St. Michael’s Mount has weathered years of war and instability. It was fortified multiple times throughout its history, including during World War II, when the threat of German invasion loomed. According to Historic England, the site was of particular interest to Nazi foreign minister Joachim von Ribbentrop, who planned to live on St. Michael’s Mount should the Germans emerge victorious.

Ownership of the island changed hands many times over the centuries, until the parliamentarian John St. Aubyn purchased it in 1659. His descendents have lived there ever since, and in the 1950s, they partnered with the U.K.’s National Trust to open the castle and its grounds to the public.

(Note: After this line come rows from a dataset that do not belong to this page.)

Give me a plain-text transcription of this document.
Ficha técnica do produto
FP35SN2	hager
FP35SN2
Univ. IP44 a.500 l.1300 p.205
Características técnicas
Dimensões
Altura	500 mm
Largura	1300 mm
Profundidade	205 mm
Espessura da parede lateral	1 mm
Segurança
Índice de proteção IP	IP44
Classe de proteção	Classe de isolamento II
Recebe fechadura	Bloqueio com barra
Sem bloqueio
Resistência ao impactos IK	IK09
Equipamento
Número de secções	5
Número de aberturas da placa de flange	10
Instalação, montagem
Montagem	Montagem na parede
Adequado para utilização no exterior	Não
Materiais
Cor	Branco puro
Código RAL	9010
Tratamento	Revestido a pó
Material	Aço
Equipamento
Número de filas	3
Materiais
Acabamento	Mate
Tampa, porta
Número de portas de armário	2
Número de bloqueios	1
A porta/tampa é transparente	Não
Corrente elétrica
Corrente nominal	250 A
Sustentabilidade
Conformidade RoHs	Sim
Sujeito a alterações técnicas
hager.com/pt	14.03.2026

Lottie Allen, who has been in charge of the island’s gardens for the past five years, is leaving the job for a new position at a manor in the Cotswolds. She told the BBC that working on St. Michael’s Mount is “logistically a challenge, but it's amazingly rewarding in terms of the plant collection and the overall look of the gardens.”

For those who aren’t so keen to rappel down the walls of a centuries-old castle, there are other opportunities to get involved. St. Michael’s Mount is also seeking an island manager and a “castle steward,” who will be responsible for running the site’s private and public areas. In what is surely a plus, the new steward will also get to live in the castle itself.